Helmut Rillings Neueinspielung dieser “Sinfonie-Kantate nach Worten der Heiligen Schrift” vermag in künstlerischer wie klanglicher Hinsicht wohl zu gefallen. In den ersten drei instrumental-sinfonischen Sätzen zeigt sich Rilling dabei als einfühlsamer Orchesterleiter, der die Mendelssohnsche Mischung von Triumphmarsch und sensibler Klangsinnlichkeit fein herausarbeitet. Von den Solostimmen ist der Tenor Christoph Genz hervorzuheben, dessen zurückhaltende Präsenz mir ausgesprochen gut gefällt.

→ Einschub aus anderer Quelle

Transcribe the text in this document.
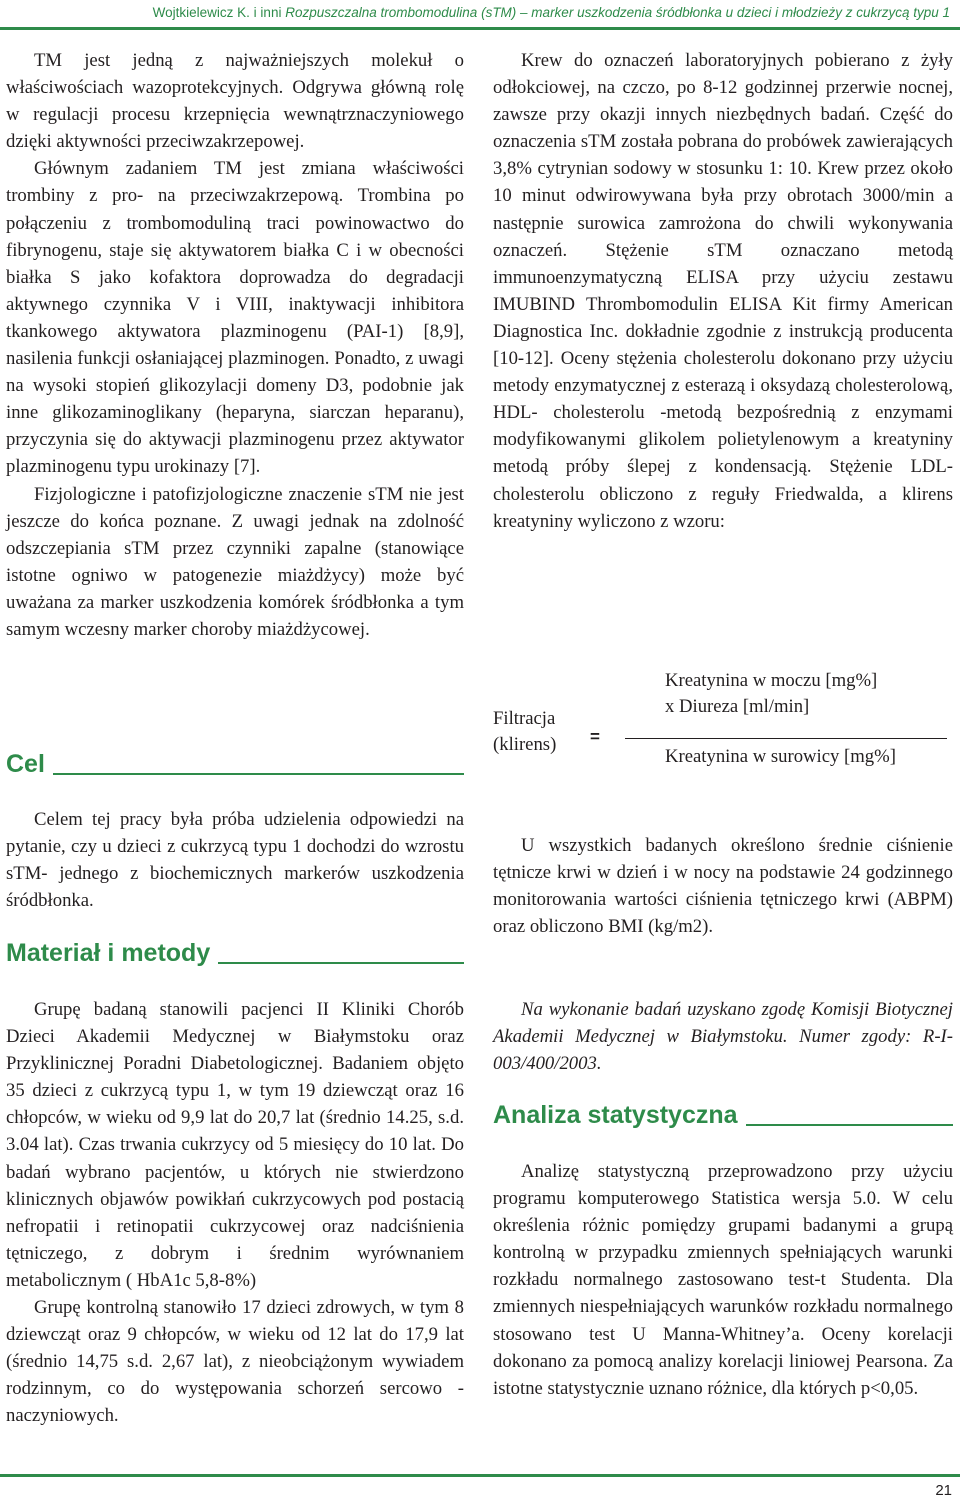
Wojtkielewicz K. i inni Rozpuszczalna trombomodulina (sTM) – marker uszkodzenia śródbłonka u dzieci i młodzieży z cukrzycą typu 1

TM jest jedną z najważniejszych molekuł o właściwościach wazoprotekcyjnych. Odgrywa główną rolę w regulacji procesu krzepnięcia wewnątrznaczyniowego dzięki aktywności przeciwzakrzepowej.

Głównym zadaniem TM jest zmiana właściwości trombiny z pro- na przeciwzakrzepową. Trombina po połączeniu z trombomoduliną traci powinowactwo do fibrynogenu, staje się aktywatorem białka C i w obecności białka S jako kofaktora doprowadza do degradacji aktywnego czynnika V i VIII, inaktywacji inhibitora tkankowego aktywatora plazminogenu (PAI-1) [8,9], nasilenia funkcji osłaniającej plazminogen. Ponadto, z uwagi na wysoki stopień glikozylacji domeny D3, podobnie jak inne glikozaminoglikany (heparyna, siarczan heparanu), przyczynia się do aktywacji plazminogenu przez aktywator plazminogenu typu urokinazy [7].

Fizjologiczne i patofizjologiczne znaczenie sTM nie jest jeszcze do końca poznane. Z uwagi jednak na zdolność odszczepiania sTM przez czynniki zapalne (stanowiące istotne ogniwo w patogenezie miażdżycy) może być uważana za marker uszkodzenia komórek śródbłonka a tym samym wczesny marker choroby miażdżycowej.

Cel

Celem tej pracy była próba udzielenia odpowiedzi na pytanie, czy u dzieci z cukrzycą typu 1 dochodzi do wzrostu sTM- jednego z biochemicznych markerów uszkodzenia śródbłonka.

Materiał i metody

Grupę badaną stanowili pacjenci II Kliniki Chorób Dzieci Akademii Medycznej w Białymstoku oraz Przyklinicznej Poradni Diabetologicznej. Badaniem objęto 35 dzieci z cukrzycą typu 1, w tym 19 dziewcząt oraz 16 chłopców, w wieku od 9,9 lat do 20,7 lat (średnio 14.25, s.d. 3.04 lat). Czas trwania cukrzycy od 5 miesięcy do 10 lat. Do badań wybrano pacjentów, u których nie stwierdzono klinicznych objawów powikłań cukrzycowych pod postacią nefropatii i retinopatii cukrzycowej oraz nadciśnienia tętniczego, z dobrym i średnim wyrównaniem metabolicznym ( HbA1c 5,8-8%)

Grupę kontrolną stanowiło 17 dzieci zdrowych, w tym 8 dziewcząt oraz 9 chłopców, w wieku od 12 lat do 17,9 lat (średnio 14,75 s.d. 2,67 lat), z nieobciążonym wywiadem rodzinnym, co do występowania schorzeń sercowo -naczyniowych.

Krew do oznaczeń laboratoryjnych pobierano z żyły odłokciowej, na czczo, po 8-12 godzinnej przerwie nocnej, zawsze przy okazji innych niezbędnych badań. Część do oznaczenia sTM została pobrana do probówek zawierających 3,8% cytrynian sodowy w stosunku 1: 10. Krew przez około 10 minut odwirowywana była przy obrotach 3000/min a następnie surowica zamrożona do chwili wykonywania oznaczeń. Stężenie sTM oznaczano metodą immunoenzymatyczną ELISA przy użyciu zestawu IMUBIND Thrombomodulin ELISA Kit firmy American Diagnostica Inc. dokładnie zgodnie z instrukcją producenta [10-12]. Oceny stężenia cholesterolu dokonano przy użyciu metody enzymatycznej z esterazą i oksydazą cholesterolową, HDL- cholesterolu -metodą bezpośrednią z enzymami modyfikowanymi glikolem polietylenowym a kreatyniny metodą próby ślepej z kondensacją. Stężenie LDL- cholesterolu obliczono z reguły Friedwalda, a klirens kreatyniny wyliczono z wzoru:

Filtracja
(klirens) =
Kreatynina w moczu [mg%]
x Diureza [ml/min]
Kreatynina w surowicy [mg%]

U wszystkich badanych określono średnie ciśnienie tętnicze krwi w dzień i w nocy na podstawie 24 godzinnego monitorowania wartości ciśnienia tętniczego krwi (ABPM) oraz obliczono BMI (kg/m2).

Na wykonanie badań uzyskano zgodę Komisji Biotycznej Akademii Medycznej w Białymstoku. Numer zgody: R-I-003/400/2003.

Analiza statystyczna

Analizę statystyczną przeprowadzono przy użyciu programu komputerowego Statistica wersja 5.0. W celu określenia różnic pomiędzy grupami badanymi a grupą kontrolną w przypadku zmiennych spełniających warunki rozkładu normalnego zastosowano test-t Studenta. Dla zmiennych niespełniających warunków rozkładu normalnego stosowano test U Manna-Whitney’a. Oceny korelacji dokonano za pomocą analizy korelacji liniowej Pearsona. Za istotne statystycznie uznano różnice, dla których p<0,05.

21
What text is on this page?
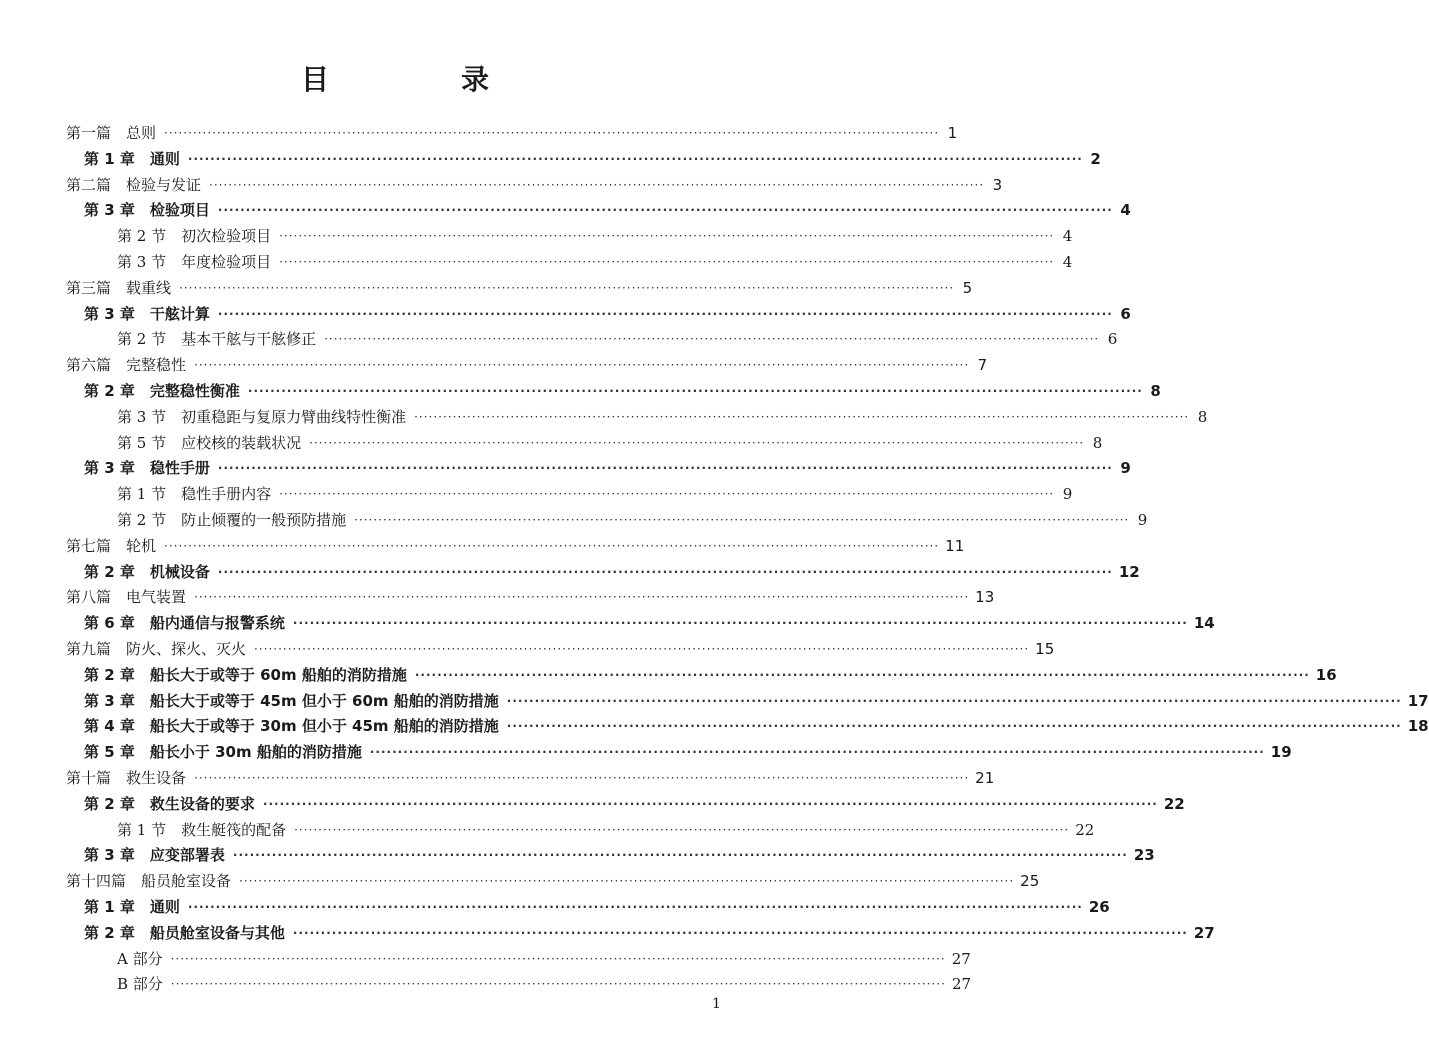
目　录
第一篇　总则 ································································································································································· 1
第 1 章　通则 ································································································································································· 2
第二篇　检验与发证 ································································································································································· 3
第 3 章　检验项目 ································································································································································· 4
第 2 节　初次检验项目 ································································································································································· 4
第 3 节　年度检验项目 ································································································································································· 4
第三篇　载重线 ································································································································································· 5
第 3 章　干舷计算 ································································································································································· 6
第 2 节　基本干舷与干舷修正 ································································································································································· 6
第六篇　完整稳性 ································································································································································· 7
第 2 章　完整稳性衡准 ································································································································································· 8
第 3 节　初重稳距与复原力臂曲线特性衡准 ································································································································································· 8
第 5 节　应校核的装载状况 ································································································································································· 8
第 3 章　稳性手册 ································································································································································· 9
第 1 节　稳性手册内容 ································································································································································· 9
第 2 节　防止倾覆的一般预防措施 ································································································································································· 9
第七篇　轮机 ································································································································································· 11
第 2 章　机械设备 ································································································································································· 12
第八篇　电气装置 ································································································································································· 13
第 6 章　船内通信与报警系统 ································································································································································· 14
第九篇　防火、探火、灭火 ································································································································································· 15
第 2 章　船长大于或等于 60m 船舶的消防措施 ································································································································································· 16
第 3 章　船长大于或等于 45m 但小于 60m 船舶的消防措施 ································································································································································· 17
第 4 章　船长大于或等于 30m 但小于 45m 船舶的消防措施 ································································································································································· 18
第 5 章　船长小于 30m 船舶的消防措施 ································································································································································· 19
第十篇　救生设备 ································································································································································· 21
第 2 章　救生设备的要求 ································································································································································· 22
第 1 节　救生艇筏的配备 ································································································································································· 22
第 3 章　应变部署表 ································································································································································· 23
第十四篇　船员舱室设备 ································································································································································· 25
第 1 章　通则 ································································································································································· 26
第 2 章　船员舱室设备与其他 ································································································································································· 27
A 部分 ································································································································································· 27
B 部分 ································································································································································· 27
1
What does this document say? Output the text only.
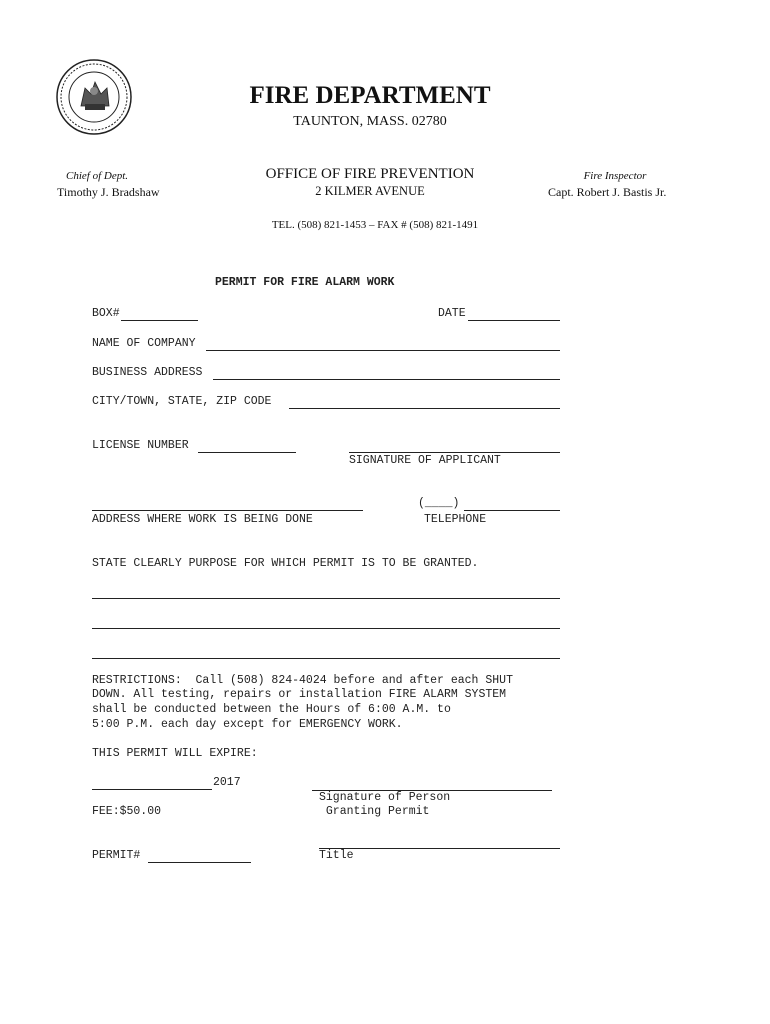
FIRE DEPARTMENT
TAUNTON, MASS. 02780
Chief of Dept.
Timothy J. Bradshaw
OFFICE OF FIRE PREVENTION
2 KILMER AVENUE
Fire Inspector
Capt. Robert J. Bastis Jr.
TEL. (508) 821-1453 – FAX # (508) 821-1491
PERMIT FOR FIRE ALARM WORK
BOX#	DATE
NAME OF COMPANY
BUSINESS ADDRESS
CITY/TOWN, STATE, ZIP CODE
LICENSE NUMBER
SIGNATURE OF APPLICANT
ADDRESS WHERE WORK IS BEING DONE
(____)
TELEPHONE
STATE CLEARLY PURPOSE FOR WHICH PERMIT IS TO BE GRANTED.
RESTRICTIONS:  Call (508) 824-4024 before and after each SHUT
DOWN. All testing, repairs or installation FIRE ALARM SYSTEM
shall be conducted between the Hours of 6:00 A.M. to
5:00 P.M. each day except for EMERGENCY WORK.
THIS PERMIT WILL EXPIRE:
2017
Signature of Person
Granting Permit
FEE:$50.00
PERMIT#	Title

So könnte die Einspielung als rundum gelungen bezeichnet werden, legte nicht einer der Soprane (der Diktion nach ist es die Kanadierin Norine Burgess) durchweg etwas zuviel Kraft und Vibrato in die Stimme, was sich leider auch negativ auf den Gesamtklang auswirkt - eine sinfonische Kantate ist eben keine dramatische Oper.